— Но не всякому человеку легко привести сюда родного сына герцога, Пауля, — возразил Дункан. — Здесь, с вами, находится его бабушка Елена. Она, конечно, не сможет узнать внука, так как она ни разу его не видела, но она узнает меня.
Пауль поднял голову и посмотрел вверх, уверенный, что наблюдатели внимательно изучают пришельцев.
— А зачем Преподобной Настоятельнице видеть внука? Почему вы думаете, что она этого захочет? Ваш герцог сам запретил ей поддерживать любые контакты с его семейством.
Пауль быстро переварил услышанное.
— Этот вопрос мы обсудим в личной беседе с леди Еленой, — сказал Дункан. — Она прекрасно знает, почему находится здесь, или вы хотите, чтобы я сейчас выкрикнул эти причины во всю силу моих легких?
Раздался металлический щелчок, и ворота медленно отворились внутрь. Человек, встретивший Дункана и Пауля, был когда-то поразительно красив — это было видно по правильным чертам его лица, но теперь оно было изборождено морщинами, а кожа стала походить на высушенный пергамент, словно душевные переживания надломили этого человека. Удивительно, на нем была потрепанная и выцветшая форма гвардии Дома Атрейдесов.

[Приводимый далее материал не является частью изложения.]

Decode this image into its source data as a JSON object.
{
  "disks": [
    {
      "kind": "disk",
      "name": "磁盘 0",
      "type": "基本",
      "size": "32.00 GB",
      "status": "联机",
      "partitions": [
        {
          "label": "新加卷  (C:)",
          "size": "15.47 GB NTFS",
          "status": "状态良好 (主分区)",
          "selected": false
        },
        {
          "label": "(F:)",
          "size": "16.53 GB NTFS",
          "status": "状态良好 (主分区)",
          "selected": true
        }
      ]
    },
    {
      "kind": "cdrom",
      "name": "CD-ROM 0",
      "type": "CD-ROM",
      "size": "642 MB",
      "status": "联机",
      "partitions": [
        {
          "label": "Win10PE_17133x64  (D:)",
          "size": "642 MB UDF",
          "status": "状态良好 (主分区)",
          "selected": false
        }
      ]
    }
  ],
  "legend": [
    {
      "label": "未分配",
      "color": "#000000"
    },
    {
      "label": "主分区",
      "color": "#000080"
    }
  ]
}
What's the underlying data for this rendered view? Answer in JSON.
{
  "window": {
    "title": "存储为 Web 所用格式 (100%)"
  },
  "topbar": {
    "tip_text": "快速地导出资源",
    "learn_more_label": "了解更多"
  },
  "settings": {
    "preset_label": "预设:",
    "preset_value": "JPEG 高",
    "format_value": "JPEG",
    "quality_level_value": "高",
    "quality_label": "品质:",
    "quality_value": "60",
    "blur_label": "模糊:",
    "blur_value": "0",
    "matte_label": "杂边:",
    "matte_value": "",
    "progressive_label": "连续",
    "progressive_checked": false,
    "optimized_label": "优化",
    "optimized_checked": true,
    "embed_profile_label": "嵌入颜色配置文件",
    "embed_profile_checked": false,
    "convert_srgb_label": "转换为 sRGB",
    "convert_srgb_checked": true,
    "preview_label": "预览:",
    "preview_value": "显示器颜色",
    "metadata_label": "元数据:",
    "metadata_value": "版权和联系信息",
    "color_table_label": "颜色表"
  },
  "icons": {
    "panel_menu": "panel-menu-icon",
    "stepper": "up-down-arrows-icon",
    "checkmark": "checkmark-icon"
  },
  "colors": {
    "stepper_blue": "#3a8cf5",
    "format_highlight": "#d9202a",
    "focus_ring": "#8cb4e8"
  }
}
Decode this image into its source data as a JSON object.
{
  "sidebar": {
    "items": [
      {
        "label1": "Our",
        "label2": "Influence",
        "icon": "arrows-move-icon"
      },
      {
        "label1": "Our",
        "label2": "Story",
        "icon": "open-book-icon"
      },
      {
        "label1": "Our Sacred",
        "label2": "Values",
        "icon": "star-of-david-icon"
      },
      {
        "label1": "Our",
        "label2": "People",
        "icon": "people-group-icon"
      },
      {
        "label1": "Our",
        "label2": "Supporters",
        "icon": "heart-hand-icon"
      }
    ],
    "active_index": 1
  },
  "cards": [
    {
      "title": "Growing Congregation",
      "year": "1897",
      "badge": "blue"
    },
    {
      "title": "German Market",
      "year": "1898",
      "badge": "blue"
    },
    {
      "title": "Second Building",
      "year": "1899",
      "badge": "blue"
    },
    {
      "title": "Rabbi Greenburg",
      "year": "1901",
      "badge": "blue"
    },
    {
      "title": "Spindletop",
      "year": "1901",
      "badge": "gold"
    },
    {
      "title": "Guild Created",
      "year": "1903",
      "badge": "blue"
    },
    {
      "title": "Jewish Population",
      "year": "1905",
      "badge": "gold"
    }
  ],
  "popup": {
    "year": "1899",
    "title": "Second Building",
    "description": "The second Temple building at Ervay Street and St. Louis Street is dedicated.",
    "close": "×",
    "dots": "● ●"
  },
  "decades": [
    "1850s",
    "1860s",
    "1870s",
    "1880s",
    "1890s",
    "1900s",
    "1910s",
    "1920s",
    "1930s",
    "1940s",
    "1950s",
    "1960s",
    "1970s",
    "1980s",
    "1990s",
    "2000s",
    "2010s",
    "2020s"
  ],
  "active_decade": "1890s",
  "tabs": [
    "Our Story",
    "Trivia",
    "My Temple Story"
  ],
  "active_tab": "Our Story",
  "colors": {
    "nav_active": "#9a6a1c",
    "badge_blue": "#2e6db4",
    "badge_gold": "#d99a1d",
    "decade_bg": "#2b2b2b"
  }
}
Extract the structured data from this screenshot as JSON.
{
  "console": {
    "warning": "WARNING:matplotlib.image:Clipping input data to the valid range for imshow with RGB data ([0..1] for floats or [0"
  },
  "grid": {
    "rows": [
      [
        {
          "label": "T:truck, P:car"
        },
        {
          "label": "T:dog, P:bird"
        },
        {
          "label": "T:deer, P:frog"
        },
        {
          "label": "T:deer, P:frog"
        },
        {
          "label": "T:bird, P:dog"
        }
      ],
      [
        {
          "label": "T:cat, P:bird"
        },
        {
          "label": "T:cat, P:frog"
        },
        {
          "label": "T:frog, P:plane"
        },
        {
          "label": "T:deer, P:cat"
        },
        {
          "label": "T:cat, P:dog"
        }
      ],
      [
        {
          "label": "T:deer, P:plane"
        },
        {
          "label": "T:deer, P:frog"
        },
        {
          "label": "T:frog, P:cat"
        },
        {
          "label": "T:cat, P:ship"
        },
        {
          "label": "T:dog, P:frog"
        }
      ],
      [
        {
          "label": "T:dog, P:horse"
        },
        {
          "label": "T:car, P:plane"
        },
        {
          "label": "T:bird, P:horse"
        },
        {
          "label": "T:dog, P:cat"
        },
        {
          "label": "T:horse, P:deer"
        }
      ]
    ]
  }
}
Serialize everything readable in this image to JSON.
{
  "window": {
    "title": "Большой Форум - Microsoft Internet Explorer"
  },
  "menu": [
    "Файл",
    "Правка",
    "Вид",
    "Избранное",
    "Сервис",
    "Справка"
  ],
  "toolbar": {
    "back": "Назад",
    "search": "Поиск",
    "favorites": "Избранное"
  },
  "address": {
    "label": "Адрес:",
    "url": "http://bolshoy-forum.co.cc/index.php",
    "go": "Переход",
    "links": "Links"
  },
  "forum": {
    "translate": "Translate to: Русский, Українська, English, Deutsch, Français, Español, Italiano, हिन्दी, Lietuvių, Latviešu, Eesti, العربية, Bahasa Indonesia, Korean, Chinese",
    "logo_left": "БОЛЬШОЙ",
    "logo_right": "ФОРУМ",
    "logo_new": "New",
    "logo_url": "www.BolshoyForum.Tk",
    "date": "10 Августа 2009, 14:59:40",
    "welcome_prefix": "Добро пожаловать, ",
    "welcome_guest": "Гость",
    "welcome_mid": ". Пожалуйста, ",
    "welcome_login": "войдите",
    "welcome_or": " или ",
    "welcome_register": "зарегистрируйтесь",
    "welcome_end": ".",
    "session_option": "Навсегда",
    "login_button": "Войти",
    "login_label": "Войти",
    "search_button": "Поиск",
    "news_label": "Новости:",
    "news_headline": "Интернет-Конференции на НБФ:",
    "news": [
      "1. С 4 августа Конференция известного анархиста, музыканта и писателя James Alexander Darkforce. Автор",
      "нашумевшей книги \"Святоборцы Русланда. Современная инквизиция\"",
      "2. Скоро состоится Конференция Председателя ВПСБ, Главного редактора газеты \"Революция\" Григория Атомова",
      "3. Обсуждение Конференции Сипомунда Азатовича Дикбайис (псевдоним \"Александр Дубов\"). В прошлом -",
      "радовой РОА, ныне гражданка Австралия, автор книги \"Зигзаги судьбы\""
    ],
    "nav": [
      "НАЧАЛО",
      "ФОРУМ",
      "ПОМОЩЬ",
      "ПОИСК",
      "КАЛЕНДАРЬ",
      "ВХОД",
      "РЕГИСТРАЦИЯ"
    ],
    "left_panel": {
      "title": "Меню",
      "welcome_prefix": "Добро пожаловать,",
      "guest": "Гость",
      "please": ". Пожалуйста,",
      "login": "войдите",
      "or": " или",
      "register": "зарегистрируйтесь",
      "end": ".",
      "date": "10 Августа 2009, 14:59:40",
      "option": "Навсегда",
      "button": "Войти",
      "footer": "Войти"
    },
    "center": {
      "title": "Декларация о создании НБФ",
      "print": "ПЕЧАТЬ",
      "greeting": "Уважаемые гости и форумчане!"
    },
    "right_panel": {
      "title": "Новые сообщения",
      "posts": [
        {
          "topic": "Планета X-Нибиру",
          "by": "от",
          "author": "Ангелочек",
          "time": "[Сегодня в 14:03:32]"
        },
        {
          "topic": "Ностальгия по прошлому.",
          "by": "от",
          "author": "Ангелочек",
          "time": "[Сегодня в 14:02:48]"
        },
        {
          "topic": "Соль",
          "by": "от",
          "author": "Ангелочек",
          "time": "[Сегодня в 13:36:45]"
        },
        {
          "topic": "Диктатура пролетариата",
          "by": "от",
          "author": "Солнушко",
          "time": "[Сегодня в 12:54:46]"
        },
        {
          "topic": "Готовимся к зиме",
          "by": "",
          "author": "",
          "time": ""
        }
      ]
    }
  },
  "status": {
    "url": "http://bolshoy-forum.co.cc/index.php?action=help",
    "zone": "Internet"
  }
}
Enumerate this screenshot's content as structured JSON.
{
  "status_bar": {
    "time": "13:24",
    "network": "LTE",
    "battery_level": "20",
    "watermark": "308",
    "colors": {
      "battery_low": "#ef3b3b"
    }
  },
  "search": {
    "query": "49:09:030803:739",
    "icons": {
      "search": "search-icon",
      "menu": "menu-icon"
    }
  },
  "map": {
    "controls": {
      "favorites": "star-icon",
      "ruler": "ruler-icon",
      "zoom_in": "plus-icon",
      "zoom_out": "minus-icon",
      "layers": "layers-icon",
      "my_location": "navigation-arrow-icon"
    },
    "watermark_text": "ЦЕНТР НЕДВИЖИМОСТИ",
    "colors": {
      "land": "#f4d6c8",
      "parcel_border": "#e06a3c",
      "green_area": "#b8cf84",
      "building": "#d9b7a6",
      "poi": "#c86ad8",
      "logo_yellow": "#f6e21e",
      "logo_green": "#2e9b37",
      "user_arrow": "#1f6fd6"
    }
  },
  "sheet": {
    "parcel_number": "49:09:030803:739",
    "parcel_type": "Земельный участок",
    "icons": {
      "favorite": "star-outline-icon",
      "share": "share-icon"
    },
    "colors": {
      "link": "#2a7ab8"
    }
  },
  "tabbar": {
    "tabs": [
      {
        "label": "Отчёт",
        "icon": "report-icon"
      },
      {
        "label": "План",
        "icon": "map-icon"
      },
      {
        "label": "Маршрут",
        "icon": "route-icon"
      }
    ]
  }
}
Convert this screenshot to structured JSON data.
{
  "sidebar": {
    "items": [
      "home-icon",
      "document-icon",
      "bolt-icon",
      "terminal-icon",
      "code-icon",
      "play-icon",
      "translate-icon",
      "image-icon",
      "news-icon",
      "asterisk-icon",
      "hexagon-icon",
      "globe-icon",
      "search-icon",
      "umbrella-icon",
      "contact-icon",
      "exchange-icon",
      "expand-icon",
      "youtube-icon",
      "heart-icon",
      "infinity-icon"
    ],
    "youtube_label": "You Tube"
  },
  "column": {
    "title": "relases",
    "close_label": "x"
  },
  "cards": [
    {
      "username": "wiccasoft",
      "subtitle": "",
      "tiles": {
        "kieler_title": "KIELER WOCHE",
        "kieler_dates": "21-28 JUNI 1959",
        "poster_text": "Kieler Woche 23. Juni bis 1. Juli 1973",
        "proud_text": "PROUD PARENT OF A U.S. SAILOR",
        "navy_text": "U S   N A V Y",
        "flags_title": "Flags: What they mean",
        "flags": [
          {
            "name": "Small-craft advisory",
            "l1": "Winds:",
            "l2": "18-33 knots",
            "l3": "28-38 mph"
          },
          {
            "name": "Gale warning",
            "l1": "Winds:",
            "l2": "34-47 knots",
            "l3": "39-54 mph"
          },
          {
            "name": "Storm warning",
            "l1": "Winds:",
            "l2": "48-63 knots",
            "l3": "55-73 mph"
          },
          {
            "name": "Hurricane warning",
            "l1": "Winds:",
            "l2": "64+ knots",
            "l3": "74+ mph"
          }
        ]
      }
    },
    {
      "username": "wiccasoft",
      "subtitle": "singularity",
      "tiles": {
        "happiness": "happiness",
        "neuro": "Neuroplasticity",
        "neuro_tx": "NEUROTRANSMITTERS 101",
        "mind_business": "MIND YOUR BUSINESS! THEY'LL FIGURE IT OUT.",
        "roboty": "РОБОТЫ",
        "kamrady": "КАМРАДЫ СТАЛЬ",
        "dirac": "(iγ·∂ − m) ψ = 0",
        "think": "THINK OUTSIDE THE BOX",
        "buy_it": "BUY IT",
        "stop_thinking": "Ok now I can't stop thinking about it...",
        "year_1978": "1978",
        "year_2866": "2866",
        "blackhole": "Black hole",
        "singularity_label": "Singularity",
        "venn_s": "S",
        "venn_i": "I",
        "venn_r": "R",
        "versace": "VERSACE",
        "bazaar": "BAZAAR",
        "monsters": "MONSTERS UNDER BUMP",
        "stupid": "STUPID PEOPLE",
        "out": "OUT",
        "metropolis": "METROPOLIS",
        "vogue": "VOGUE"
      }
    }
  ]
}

Дункан пристально посмотрел на человека и внезапно нахмурился.
— Суэйн Гойре! Так ты, оказывается, пережил все эти годы.
Печальное и хмурое выражение стало вечной маской этого человека.
— Я до сих пор жив, потому что это есть часть моего приговора. Тем не менее мое покаяние не может изменить моей участи.
— Нет, но зато ты можешь помочь сохранить жизнь нам. Для него. — Дункан подтолкнул вперед Пауля и сам прошел через ворота на территорию, огороженную толстыми высокими стенами.
От имени герцога они попросили убежища, и сестры-затворницы неохотно предоставили им его, но гостеприимство их было весьма холодным. Женщины, обитавшие здесь, в большинстве своем были одеты в мешковатую неудобную черную одежду, многие носили мантильи, некоторые же покрывали голову и лицо сетчатой вуалью. Говорили они мало, обычно молчали. В отношениях с гостями они скорее строили баррикады, а не наводили мосты.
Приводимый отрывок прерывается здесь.